Durant leur assemblée générale tenue lundi à Sherbrooke, les producteurs de lait de l’Estrie ont exprimé leur confiance en Marie-Claude Bibeau, nouvelle répondante de l’Agriculture à Ottawa, pour livrer les compensations financières promises.

L’argent du beurre et le siège de la fermière

CHRONIQUE / La nomination de Marie-Claude Bibeau à la tête du ministère fédéral de l’Agriculture et de l’Agroalimentaire est-elle garante pour les producteurs laitiers d’indemnités qui seront à la hauteur de leurs attentes pour compenser les pertes découlant des accords commerciaux qui grignotent peu à peu le modèle canadien de gestion de l’offre?

Le sujet a évidemment alimenté les discussions lors de l’assemblée générale du Syndicat des producteurs de lait de l’Estrie, lundi à Sherbrooke, dans la foulée du remaniement fédéral de vendredi dernier.

« Certains de nos membres sont sceptiques. La réaction a cependant été plus positive que négative. L’écoute dont la ministre Bibeau a fait preuve ces dernières années nous rassure. Elle a une bonne maîtrise du dossier. C’est pourquoi j’ai exprimé devant l’assemblée un optimisme modéré », a résumé le président de la Fédération des producteurs de lait du Québec, Bruno Letendre, lui-même agriculteur en Estrie.

Aux yeux de ce leader syndical, la faible participation parmi les 600 producteurs de lait que compte la région traduit d’ailleurs cette perception.

« À la base, ce n’était pas une grosse réunion. J’ai compté entre 65 et 70 personnes et il y en aurait probablement eu le double si l’assemblée générale avait eu lieu avant le remaniement. Sans prétendre que l’entrée en scène de Mme Bibeau vient tout changer, elle calme certaines appréhensions. Nos membres sont prêts à lui accorder leur confiance. Il faut dire que l’approche gouvernementale a, cette fois, été plus ouverte. La semaine dernière encore, nous faisions des représentations devant être prises en considération par le gouvernement ».

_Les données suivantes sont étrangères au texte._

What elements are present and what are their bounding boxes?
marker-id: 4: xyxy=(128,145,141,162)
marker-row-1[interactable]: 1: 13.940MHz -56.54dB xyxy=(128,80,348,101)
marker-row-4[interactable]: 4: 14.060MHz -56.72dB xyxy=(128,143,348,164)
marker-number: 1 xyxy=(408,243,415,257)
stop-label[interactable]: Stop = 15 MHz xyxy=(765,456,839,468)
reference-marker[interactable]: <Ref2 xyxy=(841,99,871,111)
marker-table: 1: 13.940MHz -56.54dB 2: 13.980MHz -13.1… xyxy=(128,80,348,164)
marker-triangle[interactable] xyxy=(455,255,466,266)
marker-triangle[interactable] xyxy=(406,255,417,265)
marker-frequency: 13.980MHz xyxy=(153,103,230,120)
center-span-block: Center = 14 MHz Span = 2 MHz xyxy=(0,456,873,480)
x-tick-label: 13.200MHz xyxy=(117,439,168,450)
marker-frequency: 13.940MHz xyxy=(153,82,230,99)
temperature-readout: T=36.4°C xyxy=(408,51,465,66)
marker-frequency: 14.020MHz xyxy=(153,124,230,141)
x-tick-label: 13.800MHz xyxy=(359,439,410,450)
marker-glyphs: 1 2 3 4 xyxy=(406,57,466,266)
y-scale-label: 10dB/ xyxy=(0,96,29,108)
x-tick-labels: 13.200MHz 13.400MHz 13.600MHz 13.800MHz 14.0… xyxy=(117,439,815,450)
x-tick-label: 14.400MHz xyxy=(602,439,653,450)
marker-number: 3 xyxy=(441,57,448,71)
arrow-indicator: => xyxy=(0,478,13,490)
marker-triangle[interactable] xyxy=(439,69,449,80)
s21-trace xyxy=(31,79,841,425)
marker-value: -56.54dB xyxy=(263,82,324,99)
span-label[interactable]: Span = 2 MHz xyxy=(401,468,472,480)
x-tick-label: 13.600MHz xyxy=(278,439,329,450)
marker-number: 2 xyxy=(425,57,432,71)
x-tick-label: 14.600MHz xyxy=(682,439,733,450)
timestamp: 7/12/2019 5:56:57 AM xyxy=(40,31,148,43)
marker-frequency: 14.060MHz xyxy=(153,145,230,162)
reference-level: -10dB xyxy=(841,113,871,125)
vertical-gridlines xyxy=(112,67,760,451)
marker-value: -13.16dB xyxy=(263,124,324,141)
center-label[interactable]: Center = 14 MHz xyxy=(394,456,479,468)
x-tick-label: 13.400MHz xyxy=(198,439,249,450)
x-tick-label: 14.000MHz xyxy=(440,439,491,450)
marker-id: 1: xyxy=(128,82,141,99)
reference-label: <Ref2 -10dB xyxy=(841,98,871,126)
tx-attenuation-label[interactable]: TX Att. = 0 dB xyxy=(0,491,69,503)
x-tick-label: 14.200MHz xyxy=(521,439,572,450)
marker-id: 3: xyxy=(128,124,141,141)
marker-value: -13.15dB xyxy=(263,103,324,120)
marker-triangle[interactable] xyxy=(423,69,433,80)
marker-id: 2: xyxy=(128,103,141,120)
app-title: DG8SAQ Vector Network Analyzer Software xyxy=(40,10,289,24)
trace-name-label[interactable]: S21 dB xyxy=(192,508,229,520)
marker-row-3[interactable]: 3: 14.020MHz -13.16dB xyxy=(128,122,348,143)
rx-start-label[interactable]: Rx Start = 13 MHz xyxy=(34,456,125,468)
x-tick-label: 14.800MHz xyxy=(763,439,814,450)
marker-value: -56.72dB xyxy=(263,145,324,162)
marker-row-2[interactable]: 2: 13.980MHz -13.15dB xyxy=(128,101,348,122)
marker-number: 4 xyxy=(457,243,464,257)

« Nous présumons pour le moment que le premier ministre Trudeau n’a pas envoyé Mme Bibeau au front sans lui fournir des munitions. Nous jugerons si tel est le cas d’ici quelques mois », décode également le président de l’Union des producteurs agricoles (UPA) de l’Estrie, François Bourassa, présent à cette réunion.

M. Bourassa relève un gain tangible.

« La production de lait, c’est au Québec que ça se passe, et jusqu’à maintenant nous discutions avec des ministres unilingues qui avaient besoin d’interprètes pour nous comprendre. La communication avec Mme Bibeau sera directe, sans filtre », se réjouit-il.

Le mandat des négociateurs a ainsi été exposé aux producteurs en attente.

« Il n’est pas question d’accepter un programme d’investissement comme programme d’indemnisation comme cela nous a été proposé jusqu’à maintenant. Compenser des pertes, ça implique le versement d’un dédommagement à tous les producteurs pénalisés par une plus grande ouverture de nos marchés », cible le président des producteurs de lait.

« Nous n’avons pas obtenu de grands résultats à rassembler 500 à 600 producteurs devant les bureaux du premier ministre Trudeau durant les négociations avec les Américains, mais nous n’hésiterons pas à recourir de nouveau à cette capacité de mobilisation », se limite à dire Bruno Letendre.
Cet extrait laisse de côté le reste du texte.